Kein Licht, das die Nächte kürzer macht, kein Fernsehen, das die Zeit vertreibt, keine Maschine, die die Kleider wäscht. Doch das Schlimmste ist: Ohne Elektrizität kein fließendes Wasser, weil die Pumpen nicht arbeiten. Das wiederum bedeutet oft einen Fußweg von einer halben Stunde über Kreuzungen, die im Schußfeld von Heckenschützen liegen, zur nächsten Wasserstelle, wo man sich in lange Schlangen einreiht. Als im letzten Juli in Sarajevo das Wasser so knapp wurde, daß pro Person täglich nur zwei Liter gezapft werden durften, kapitulierte die bosnische Regierung. Sie gab die Energiezufuhr für die serbische Waffenfabrik in Vogošća frei, die just jene Granaten produziert, die von den umliegenden Bergen täglich auf Sarajevo abgefeuert werden.

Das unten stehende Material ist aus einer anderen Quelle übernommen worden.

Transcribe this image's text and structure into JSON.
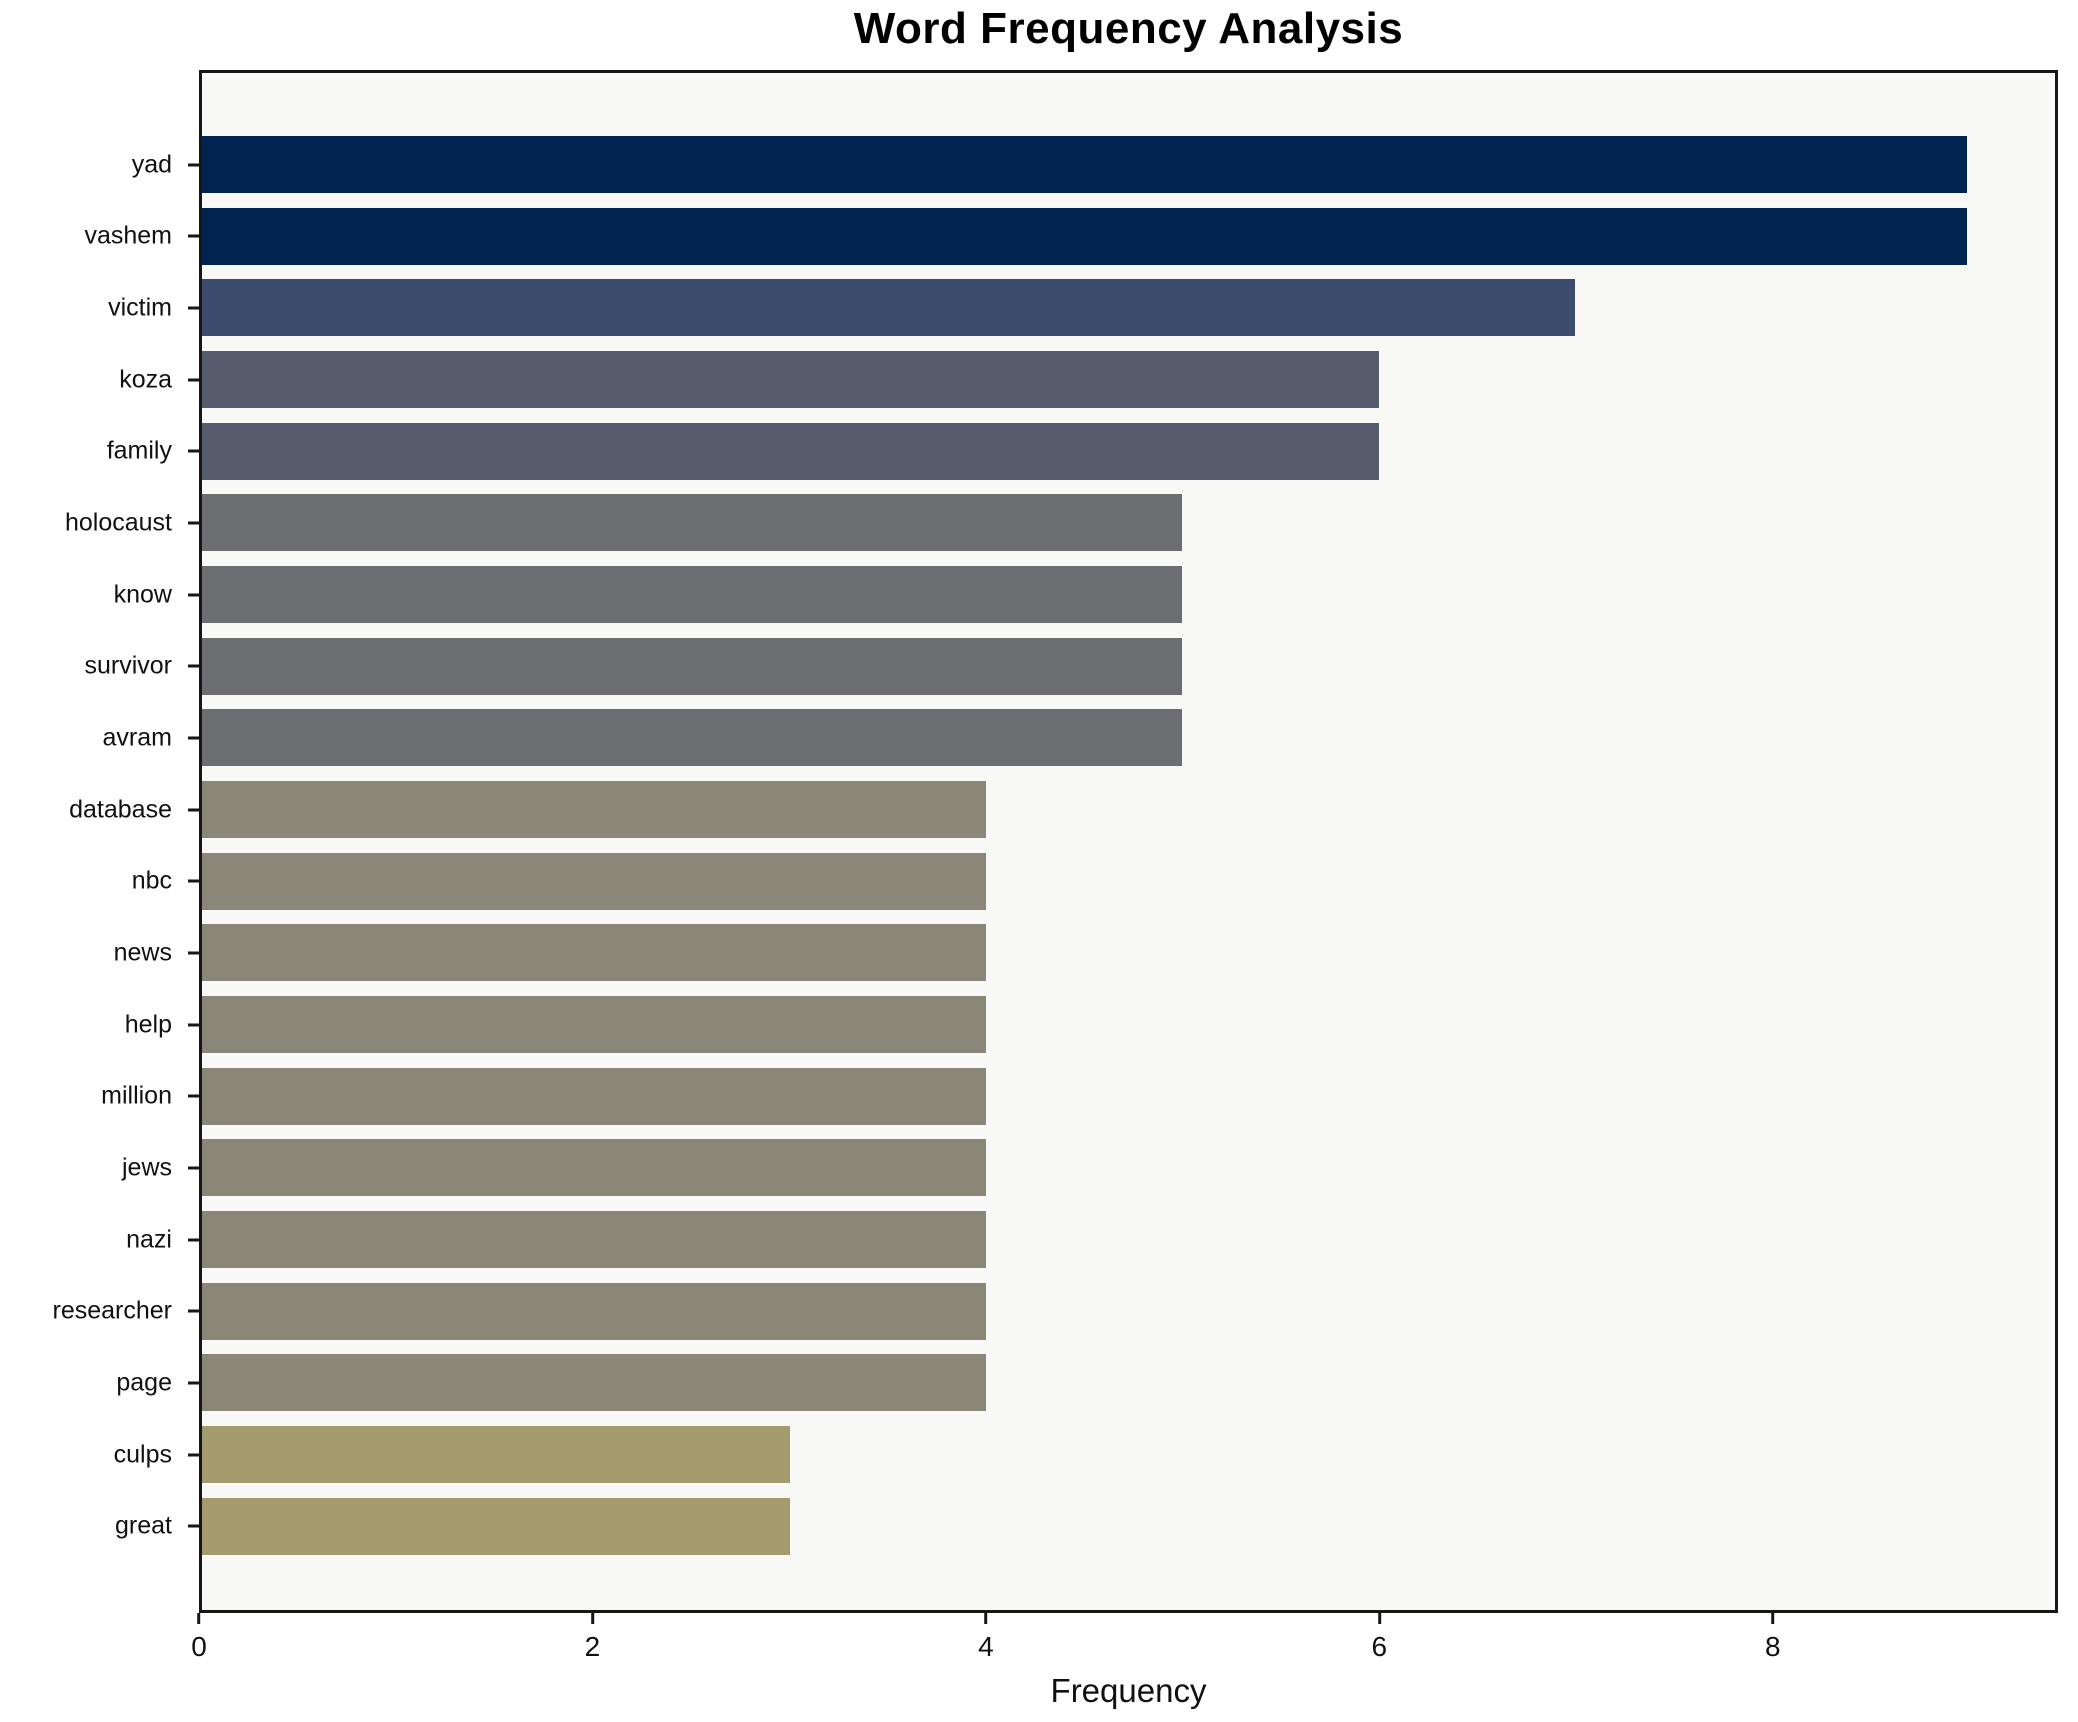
{
  "chart_data": {
    "type": "bar",
    "orientation": "horizontal",
    "title": "Word Frequency Analysis",
    "xlabel": "Frequency",
    "ylabel": "",
    "categories": [
      "yad",
      "vashem",
      "victim",
      "koza",
      "family",
      "holocaust",
      "know",
      "survivor",
      "avram",
      "database",
      "nbc",
      "news",
      "help",
      "million",
      "jews",
      "nazi",
      "researcher",
      "page",
      "culps",
      "great"
    ],
    "values": [
      9,
      9,
      7,
      6,
      6,
      5,
      5,
      5,
      5,
      4,
      4,
      4,
      4,
      4,
      4,
      4,
      4,
      4,
      3,
      3
    ],
    "xlim": [
      0,
      9.45
    ],
    "xticks": [
      0,
      2,
      4,
      6,
      8
    ],
    "grid": false,
    "legend": "none",
    "bar_colors": [
      "#012350",
      "#012350",
      "#3d4b6e",
      "#565d6d",
      "#565d6d",
      "#6c6e71",
      "#6c6e71",
      "#6c6e71",
      "#6c6e71",
      "#8a8779",
      "#8a8779",
      "#8a8779",
      "#8a8779",
      "#8a8779",
      "#8a8779",
      "#8a8779",
      "#8a8779",
      "#8a8779",
      "#a49b6c",
      "#a49b6c"
    ],
    "colors": {
      "plot_background": "#f8f8f7",
      "figure_background": "#ffffff",
      "spine": "#161616",
      "text": "#111111"
    }
  }
}
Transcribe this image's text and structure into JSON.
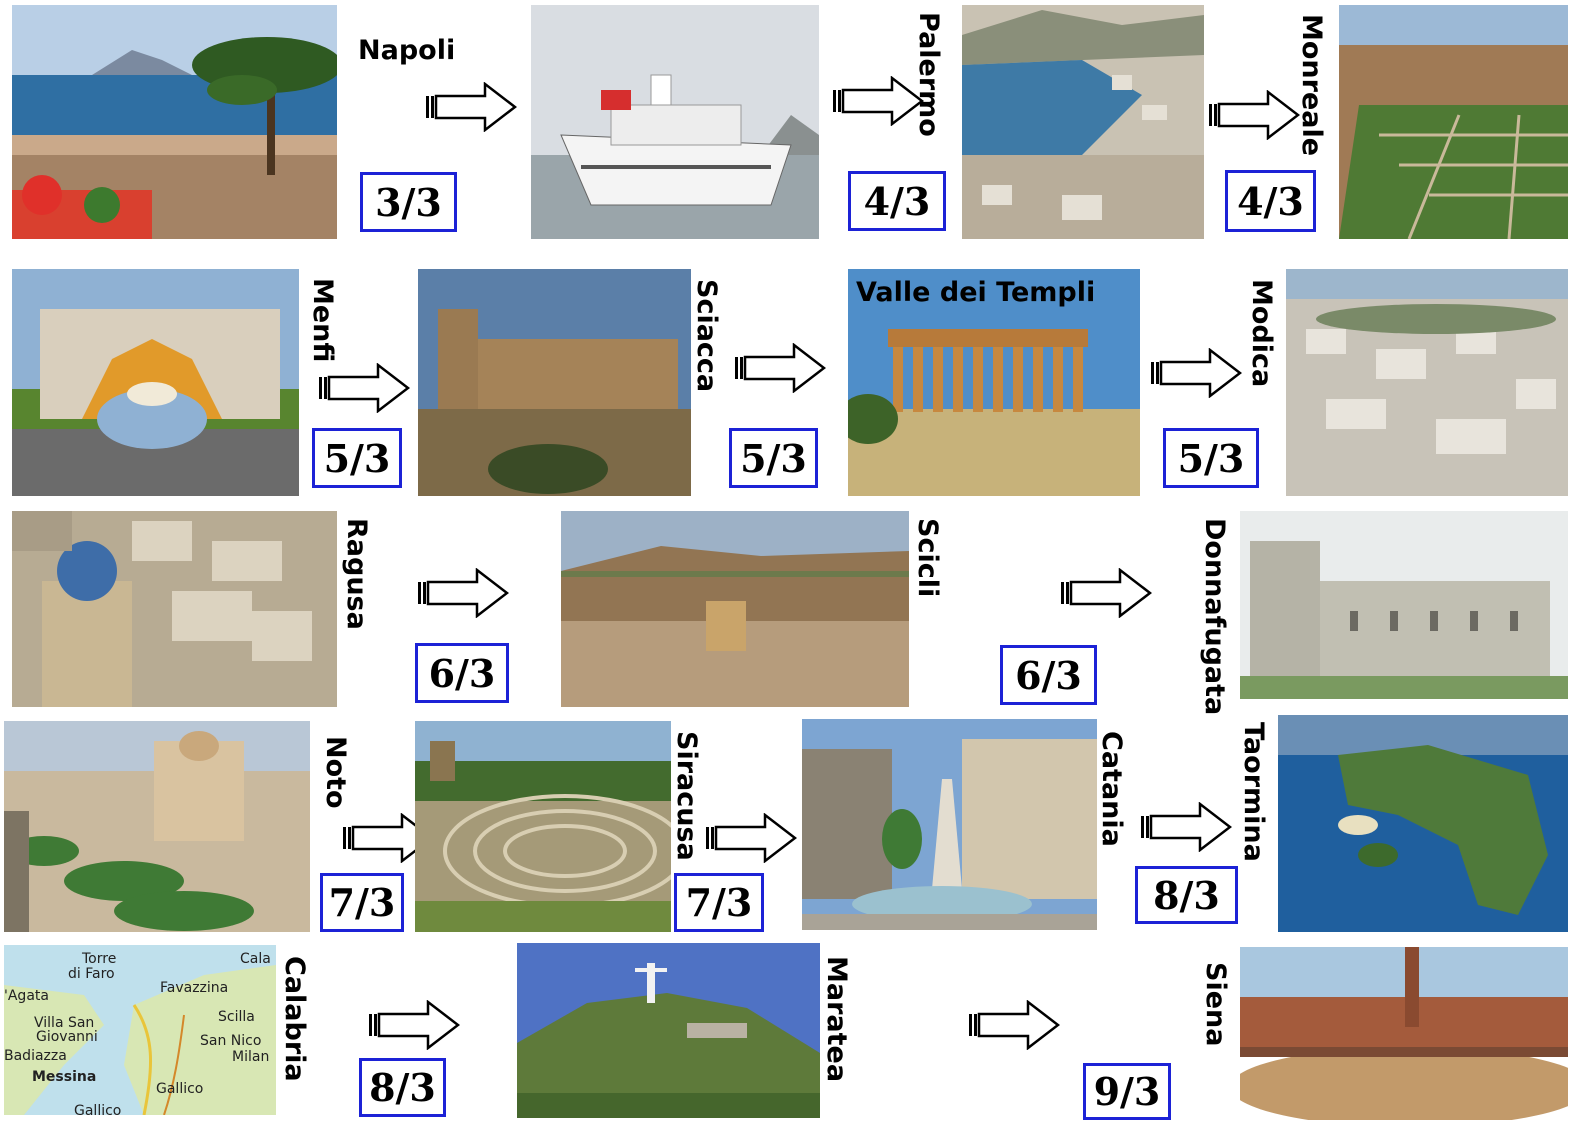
{
  "stops": {
    "napoli": "Napoli",
    "palermo": "Palermo",
    "monreale": "Monreale",
    "menfi": "Menfi",
    "sciacca": "Sciacca",
    "valle": "Valle dei Templi",
    "modica": "Modica",
    "ragusa": "Ragusa",
    "scicli": "Scicli",
    "donnafugata": "Donnafugata",
    "noto": "Noto",
    "siracusa": "Siracusa",
    "catania": "Catania",
    "taormina": "Taormina",
    "calabria": "Calabria",
    "maratea": "Maratea",
    "siena": "Siena"
  },
  "dates": {
    "d1": "3/3",
    "d2": "4/3",
    "d3": "4/3",
    "d4": "5/3",
    "d5": "5/3",
    "d6": "5/3",
    "d7": "6/3",
    "d8": "6/3",
    "d9": "7/3",
    "d10": "7/3",
    "d11": "8/3",
    "d12": "8/3",
    "d13": "9/3"
  },
  "map": {
    "torre": "Torre",
    "faro": "di Faro",
    "cala": "Cala",
    "agata": "'Agata",
    "favazzina": "Favazzina",
    "villa": "Villa San",
    "giovanni": "Giovanni",
    "scilla": "Scilla",
    "sannico": "San Nico",
    "badiazza": "Badiazza",
    "milan": "Milan",
    "messina": "Messina",
    "gallico": "Gallico",
    "gallico2": "Gallico"
  },
  "colors": {
    "date_border": "#1c22d6"
  }
}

Die Stadt ist kalt in diesen Tagen. Zwar findet man in vielen Wohnungen selbstgebastelte Öfen, die mit Kohle oder Holz gefeuert werden können. Doch Kohle gibt es nicht, und für einen Stoß Holzscheite, der bei sparsamer Verwendung für eine Woche reichen könnte, bezahlt man 30 Mark, umgerechnet zehn Monatslöhne – erschwinglich also nur für die Minderheit, die über Zuwendungen aus dem Ausland oder einen Job bei einer Hilfsorganisation oder der UNO Zugang zu Devisen hat. Die Mehrheit aber hat ohnehin weder Arbeit noch Lohn und lebt allein von dem, was die UNHCR in die Stadt einfliegt: von Nahrung in ungenügender Menge. Die Versorgung mit Holz ist Privatsache.

So versucht man, wenn es irgendwie geht, ans Gas heranzukommen. Zur Zeit wird in Sarajevo das Gassystem repariert. Das Gas kommt aus Rußland über eine Pipeline, die durch Serbien und von dort über serbisch besetzte Gebiete Bosniens nach Sarajevo führt. In Ilidža, einem serbisch besetzten Vorort Sarajevos, fließt es mit einem Druck von 3,4 Millibar durch die Röhren, in der Stadt selbst beträgt der Druck gerade noch 0,3 Millibar. Die serbischen Milizen verweigern der UNO bislang den Zutritt zu den Installationen, um die Gasverteilung zu überprüfen.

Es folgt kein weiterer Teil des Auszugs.